Recent Case Law: Failure to Preserve
The case law is peppered with examples of legal and IT departments that did not effectively work together and consequently incurred sanctions for failing to properly safeguard potentially responsive ESI. In the July 2009 case of KCH Services., Inc. v. Vanaire, Inc., Judge Jennifer Coffman, of the United States District Court in the Western District of Kentucky, granted the plaintiff manufacturer’s motion for adverse inference sanctions, holding that the defendant’s failure to preserve ESI after the receipt of a preservation letter evinced a “continued unwillingness to place a meaningful litigation hold” on potentially responsive data. In the same month and about 800 miles to the west, Magistrate Judge Paul Cleary of the Northern District of Oklahoma ordered that the defendant staffing company in the case of Pinstripe v. Manpower fund a program on litigation holds for the Tulsa County Bar Association after it failed to implement a litigation hold that had been drafted by outside counsel retained for that very purpose.

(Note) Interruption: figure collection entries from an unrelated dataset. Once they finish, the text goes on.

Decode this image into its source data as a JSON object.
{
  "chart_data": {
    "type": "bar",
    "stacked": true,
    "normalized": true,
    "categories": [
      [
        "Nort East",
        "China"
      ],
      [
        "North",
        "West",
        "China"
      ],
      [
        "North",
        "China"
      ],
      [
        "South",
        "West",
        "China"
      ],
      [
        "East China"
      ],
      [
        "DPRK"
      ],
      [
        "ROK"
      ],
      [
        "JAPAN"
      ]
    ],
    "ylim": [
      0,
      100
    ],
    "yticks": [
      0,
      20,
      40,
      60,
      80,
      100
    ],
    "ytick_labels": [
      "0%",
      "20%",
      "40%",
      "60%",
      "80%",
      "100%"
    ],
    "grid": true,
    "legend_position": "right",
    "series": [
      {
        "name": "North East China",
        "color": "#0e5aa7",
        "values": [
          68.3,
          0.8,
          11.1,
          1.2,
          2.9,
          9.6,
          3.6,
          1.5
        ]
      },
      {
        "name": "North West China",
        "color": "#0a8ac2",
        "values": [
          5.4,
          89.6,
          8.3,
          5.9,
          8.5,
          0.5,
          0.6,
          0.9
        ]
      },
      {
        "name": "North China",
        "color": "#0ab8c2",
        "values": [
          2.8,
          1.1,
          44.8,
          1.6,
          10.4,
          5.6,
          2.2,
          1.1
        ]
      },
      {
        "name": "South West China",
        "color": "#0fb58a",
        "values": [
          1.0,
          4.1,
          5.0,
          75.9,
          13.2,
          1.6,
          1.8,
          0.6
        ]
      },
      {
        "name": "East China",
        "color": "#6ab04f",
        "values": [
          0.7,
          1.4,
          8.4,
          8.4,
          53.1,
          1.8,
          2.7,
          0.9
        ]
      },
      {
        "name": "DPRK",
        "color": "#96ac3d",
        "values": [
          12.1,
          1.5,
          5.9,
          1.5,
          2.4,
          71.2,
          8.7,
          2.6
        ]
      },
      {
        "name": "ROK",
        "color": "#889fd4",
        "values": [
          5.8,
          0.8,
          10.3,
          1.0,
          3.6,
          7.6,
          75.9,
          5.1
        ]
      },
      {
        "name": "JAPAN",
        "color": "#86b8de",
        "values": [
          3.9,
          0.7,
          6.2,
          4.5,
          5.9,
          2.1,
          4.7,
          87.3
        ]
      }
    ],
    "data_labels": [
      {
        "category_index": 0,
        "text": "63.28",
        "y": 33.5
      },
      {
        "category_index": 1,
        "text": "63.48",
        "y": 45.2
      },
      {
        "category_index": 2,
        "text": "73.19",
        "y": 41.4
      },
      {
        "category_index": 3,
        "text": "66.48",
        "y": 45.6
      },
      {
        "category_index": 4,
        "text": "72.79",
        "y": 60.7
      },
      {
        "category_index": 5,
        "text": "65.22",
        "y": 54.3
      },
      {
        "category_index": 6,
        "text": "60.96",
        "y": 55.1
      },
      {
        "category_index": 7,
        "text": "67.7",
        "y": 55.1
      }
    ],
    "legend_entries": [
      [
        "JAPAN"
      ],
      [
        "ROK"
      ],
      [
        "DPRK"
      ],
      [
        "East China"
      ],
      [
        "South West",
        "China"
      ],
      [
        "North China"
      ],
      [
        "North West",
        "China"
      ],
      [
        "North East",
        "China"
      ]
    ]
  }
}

In a recent Delaware patent-infringement suit, Micron Technology, Inc. v. Rambus, Inc., a defendant microchip technology manufacturer authorized “shred days” where relevant documents were destroyed after litigation was deemed “inevitable” and “reasonably foreseeable.” The court found the defendant’s destruction of documents to have been in bad faith and imposed the sanction of declaring the patents unenforceable against the plaintiff. In another recent patent-infringement case in Utah, Phillip M. Adams & Assocs., LLC v. Dell, Inc., a software manufacturer argued that email servers were not designed for archival purposes and encouraged employees to locally preserve emails of long-term value (as determined by each individual employee). The court held that the defendant’s “irresponsible data retention practices [were] responsible for the loss of significant data,” but delayed the decision of whether sanctions were warranted until after discovery closed.
The corporate union of legal and IT is still novel and rather immature. Calamitous economic conditions, advancements in technology and heightened judicial expectations have forced legal and IT to create and implement solutions that economize and minimize the risks associated with data management and litigation. Together, legal and IT have risen to the challenge and are creating and implementing processes that increase the efficiency of corporate ESI management protocol, litigation preparedness and responses to legal requests. Recent case law reveals that there are still instances when corporations fall miserably short in preparing for or responding to requests for ESI. However, the merging of these formerly-disparate professions is promoting economy, efficiency and better outcomes for corporations that must respond to legal and regulatory requests for ESI.